The Sanni (სანები) are mentioned by Strabo (1st century BC/1st century AD), Pliny the Elder (1st century AD) and Arrian (2nd century AD) as a people settling near Trebizond (in today's Turkish Black Sea Region).
In the 1st and 2nd centuries AD, their territory extended to the north-east until the river Ophis, and covered both the littoral and the mountainous hinterland. Pliny grouped together the Sanni who lived in the region of Trebizond and the Heniochi as one single nation.
He also mentions other Sanni, living further on the Colchis littoral, past the mouth of the Rioni.

According to Theodoret of Cyrrus (5th century AD), the Sanni and Lazi were two different tribes. In the first centuries AD, Sanni people living in the region of Trebizond were paying tribute to the Roman Empire.
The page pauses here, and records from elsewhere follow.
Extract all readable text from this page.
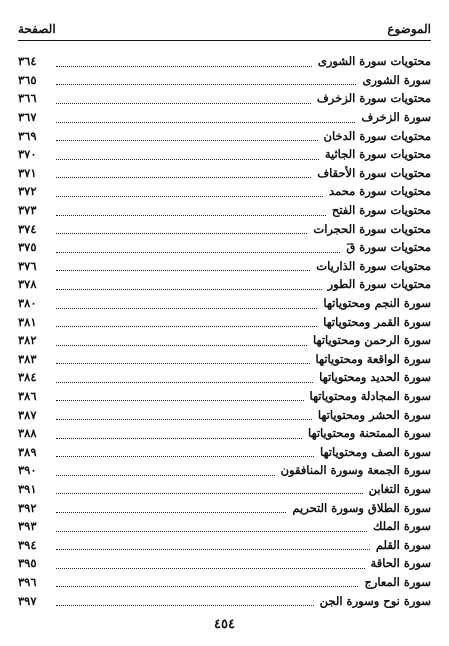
الموضوع
الصفحة
محتويات سورة الشورى
٣٦٤
سورة الشورى
٣٦٥
محتويات سورة الزخرف
٣٦٦
سورة الزخرف
٣٦٧
محتويات سورة الدخان
٣٦٩
محتويات سورة الجاثية
٣٧٠
محتويات سورة الأحقاف
٣٧١
محتويات سورة محمد
٣٧٢
محتويات سورة الفتح
٣٧٣
محتويات سورة الحجرات
٣٧٤
محتويات سورة قٓ
٣٧٥
محتويات سورة الذاريات
٣٧٦
محتويات سورة الطور
٣٧٨
سورة النجم ومحتوياتها
٣٨٠
سورة القمر ومحتوياتها
٣٨١
سورة الرحمن ومحتوياتها
٣٨٢
سورة الواقعة ومحتوياتها
٣٨٣
سورة الحديد ومحتوياتها
٣٨٤
سورة المجادلة ومحتوياتها
٣٨٦
سورة الحشر ومحتوياتها
٣٨٧
سورة الممتحنة ومحتوياتها
٣٨٨
سورة الصف ومحتوياتها
٣٨٩
سورة الجمعة وسورة المنافقون
٣٩٠
سورة التغابن
٣٩١
سورة الطلاق وسورة التحريم
٣٩٢
سورة الملك
٣٩٣
سورة القلم
٣٩٤
سورة الحاقة
٣٩٥
سورة المعارج
٣٩٦
سورة نوح وسورة الجن
٣٩٧
٤٥٤
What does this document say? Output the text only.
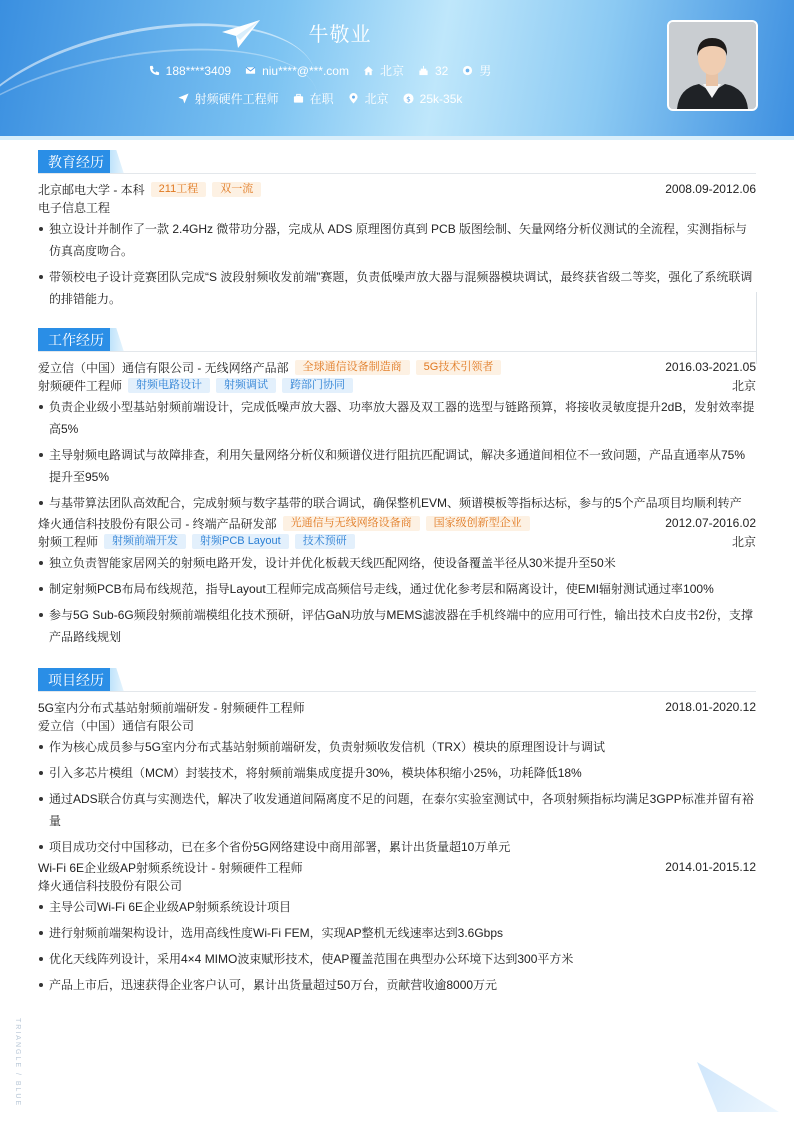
牛敬业
188****3409	niu****@***.com	北京	32	男
射频硬件工程师	在职	北京 $ 25k-35k
教育经历
北京邮电大学 - 本科	211工程	双一流	2008.09-2012.06
电子信息工程
独立设计并制作了一款 2.4GHz 微带功分器，完成从 ADS 原理图仿真到 PCB 版图绘制、矢量网络分析仪测试的全流程，实测指标与仿真高度吻合。
带领校电子设计竞赛团队完成“S 波段射频收发前端”赛题，负责低噪声放大器与混频器模块调试，最终获省级二等奖，强化了系统联调的排错能力。
工作经历
爱立信（中国）通信有限公司 - 无线网络产品部	全球通信设备制造商	5G技术引领者	2016.03-2021.05
射频硬件工程师	射频电路设计	射频调试	跨部门协同	北京
负责企业级小型基站射频前端设计，完成低噪声放大器、功率放大器及双工器的选型与链路预算，将接收灵敏度提升2dB，发射效率提高5%
主导射频电路调试与故障排查，利用矢量网络分析仪和频谱仪进行阻抗匹配调试，解决多通道间相位不一致问题，产品直通率从75%提升至95%
与基带算法团队高效配合，完成射频与数字基带的联合调试，确保整机EVM、频谱模板等指标达标，参与的5个产品项目均顺利转产
烽火通信科技股份有限公司 - 终端产品研发部	光通信与无线网络设备商	国家级创新型企业	2012.07-2016.02
射频工程师	射频前端开发	射频PCB Layout	技术预研	北京
独立负责智能家居网关的射频电路开发，设计并优化板载天线匹配网络，使设备覆盖半径从30米提升至50米
制定射频PCB布局布线规范，指导Layout工程师完成高频信号走线，通过优化参考层和隔离设计，使EMI辐射测试通过率100%
参与5G Sub-6G频段射频前端模组化技术预研，评估GaN功放与MEMS滤波器在手机终端中的应用可行性，输出技术白皮书2份，支撑产品路线规划
项目经历
5G室内分布式基站射频前端研发 - 射频硬件工程师	2018.01-2020.12
爱立信（中国）通信有限公司
作为核心成员参与5G室内分布式基站射频前端研发，负责射频收发信机（TRX）模块的原理图设计与调试
引入多芯片模组（MCM）封装技术，将射频前端集成度提升30%，模块体积缩小25%，功耗降低18%
通过ADS联合仿真与实测迭代，解决了收发通道间隔离度不足的问题，在泰尔实验室测试中，各项射频指标均满足3GPP标准并留有裕量
项目成功交付中国移动，已在多个省份5G网络建设中商用部署，累计出货量超10万单元
Wi-Fi 6E企业级AP射频系统设计 - 射频硬件工程师	2014.01-2015.12
烽火通信科技股份有限公司
主导公司Wi-Fi 6E企业级AP射频系统设计项目
进行射频前端架构设计，选用高线性度Wi-Fi FEM，实现AP整机无线速率达到3.6Gbps
优化天线阵列设计，采用4×4 MIMO波束赋形技术，使AP覆盖范围在典型办公环境下达到300平方米
产品上市后，迅速获得企业客户认可，累计出货量超过50万台，贡献营收逾8000万元
TRIANGLE / BLUE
However, they tried to avoid heavy direct taxation and later left the coastal areas for the mountains. In the 6th century, Procopius still mentions them as living near the source of the Boasi (today the Chorokhi, or Çoruh River).

There have been various interpretations of the ethnonym in Georgian literature; some scholars, such as Simon Kaukhchishvili, suggest that it is related to the name "chan" or its variants, long present in Greek mythological narratives about Colchis; others, among them Arnold Chikobava, see it as derived from the name still given to Mingrelian people in the Svan language Zan (see also Zan language). In the opinion of S. Dzhanashia, San was indeed an endonym of ancient Colchians, which later evolved into the forms Zan in the north of Colchis (Mingrelia) and Chan in the southern part (which would become Lazistan). The form Τζάνοι (Chani) can be found in Byzantine authors such as Procopius, but Sanni can be found as recently as the 12th century.
Today, Chani is still used as an ethnonym for the Laz people.